The Hotel Westminster, Le Touquet
One of our favorite getaways from Paris is the charming seaside town of Le Touquet, on the English Channel two hours north by car. Unlike see-and-be-seen seaside French resorts such as Deauville or Saint-Tropez, Le Touquet is a genteel, proudly old-fashioned sort of place with a spectacularly pretty setting. Most of the town’s Belle Epoque villas are tucked away in a century-old forest planted on the edge of the sea dunes.
Aside from an unfortunate ’70s-era seafront, the town is an endearing hodgepodge of half-timbered “Norman”-style buildings and art deco shops. If Le Touquet’s main attraction is its long and expansive beach, it also has one of the best golf courses in France, some excellent restaurants and one of our favorite French hotels, the wonderfully frumpy 115-room
Built in 1925, the hotel has a fine location on the edge of Le Touquet’s forest. It’s a solid red-brick beauty with a red-tiled roof and limestone trim around its many bay windows. The front desk is an old-fashioned varnished oak affair with a slotted key rack, and this sets the tone for a place that runs on good manners, prompt courtesies and reassuring routines: afternoon tea on the terrace, a drink before dinner and perhaps a cigar and a single malt afterward. The height of bad manners here is to forget to firmly close the door of the beautiful old art deco vintage cage elevator when you exit, as this locks it in place.
Another aspect that makes Le West so pleasant is its welcoming multigenerational nature.

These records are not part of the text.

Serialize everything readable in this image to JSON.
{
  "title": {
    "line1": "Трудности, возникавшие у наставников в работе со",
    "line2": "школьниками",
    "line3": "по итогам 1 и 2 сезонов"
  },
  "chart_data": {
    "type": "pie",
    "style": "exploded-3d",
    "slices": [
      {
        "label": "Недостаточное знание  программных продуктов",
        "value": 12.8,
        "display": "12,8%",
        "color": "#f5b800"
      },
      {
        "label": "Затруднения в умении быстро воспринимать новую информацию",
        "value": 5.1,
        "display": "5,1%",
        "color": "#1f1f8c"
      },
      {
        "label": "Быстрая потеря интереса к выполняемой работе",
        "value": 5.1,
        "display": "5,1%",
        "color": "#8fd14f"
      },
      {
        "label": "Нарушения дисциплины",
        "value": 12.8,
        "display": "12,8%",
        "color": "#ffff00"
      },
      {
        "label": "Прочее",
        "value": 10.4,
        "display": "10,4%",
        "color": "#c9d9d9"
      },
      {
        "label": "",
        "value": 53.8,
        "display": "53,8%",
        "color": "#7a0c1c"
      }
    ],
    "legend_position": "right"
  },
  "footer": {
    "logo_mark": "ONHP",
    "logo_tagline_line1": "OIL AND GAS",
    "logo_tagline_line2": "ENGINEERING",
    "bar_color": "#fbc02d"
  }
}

Over a weekend, you see as many good-looking young professional couples from Lille, London or Louvain, Belgium, as you do people who might be their grandparents. Families are welcome; there’s often a table or so for 10 or more set in the hotel’s breakfast room. You’ll also find a gentle aura of Anglophilia here — the northern French bourgeoisie love their tweeds, tartans, Range Rovers and Springer Spaniels.
A few details are different since a change in ownership several years ago — regrettably, there’s no longer a bellhop, and several bedrooms have been redecorated in rather morbid color schemes (it’s hard to imagine who’d find a room done up in oyster gray, pink and black attractive). Still, Le West remains reassuringly Vieille France, with maroon carpeting in its large lobby and bar and spacious rooms in schemes of restful pastels with simple local furniture. The hotel recently added a Nuxe spa, but we don’t recommend it, because prices are steep and the personnel inadequately trained.

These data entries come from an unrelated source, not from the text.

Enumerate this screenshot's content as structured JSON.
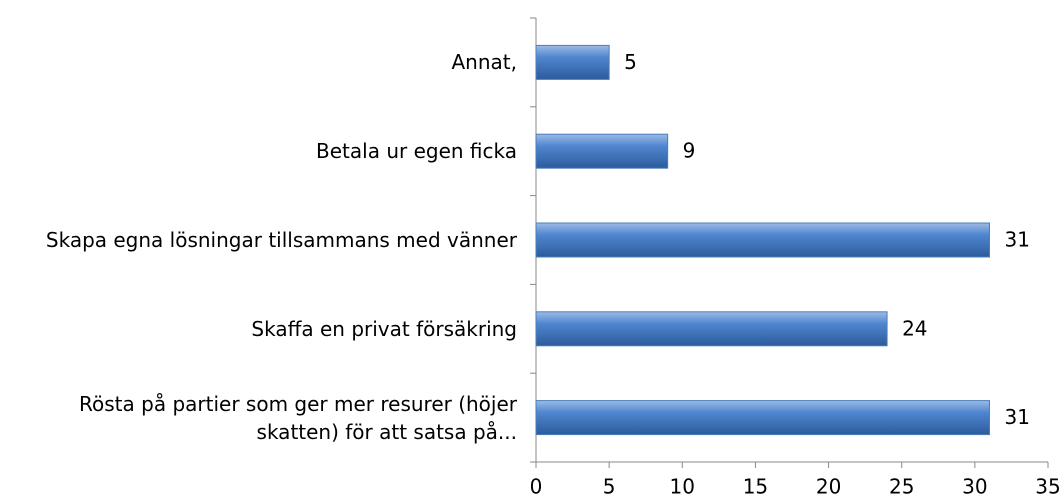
{
  "chart_data": {
    "type": "hbar",
    "categories": [
      "Annat,",
      "Betala ur egen ficka",
      "Skapa egna lösningar tillsammans med vänner",
      "Skaffa en privat försäkring",
      "Rösta på partier som ger mer resurer (höjer skatten) för att satsa på..."
    ],
    "values": [
      5,
      9,
      31,
      24,
      31
    ],
    "color": "#4a7ebb",
    "xlim": [
      0,
      35
    ],
    "xticks": [
      0,
      5,
      10,
      15,
      20,
      25,
      30,
      35
    ]
  }
}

Unfortunately, it has also moved Les Cimaises, the main restaurant, from the lovely paneled space it formerly occupied to a regrettable add-on. Though it has a Michelin star, we find the menu too fussy and service rather wooden, so we prefer to head into town for a seafood feast at Auberge de la Grenouillère in La Madeleine-sous-Montreuil (Tel. 33-3-21-06-07-22, $200), where talented young chef Alexandre Gauthier creates deliciously provocative dishes such as “sushi” of avocado and sea bass with soy-pickled cucumber, grilled gherkins with bacon chips and tarragon béarnaise, and lobster tail served in a tangle of singed juniper branches — all presented in a cozy old farmhouse.
We always pack three things when we’re heading to Le Touquet — a good book, perhaps to read by the fire in the lobby of Le West on a rainy afternoon, a sweater for walks after dinner, and a slicker to tuck away in the saddlebag of a rented bicycle in the event of a shower (Le Touquet has miles and miles of beautifully maintained bike paths). Inevitably, two items always find their way into our luggage on the way back to Paris: a jar of Perard’s heavenly lobster bisque and one of the salted-caramel sauce from Le Chat Noir (located on the rue de France), one of the oldest and most charming candy shops in all of France.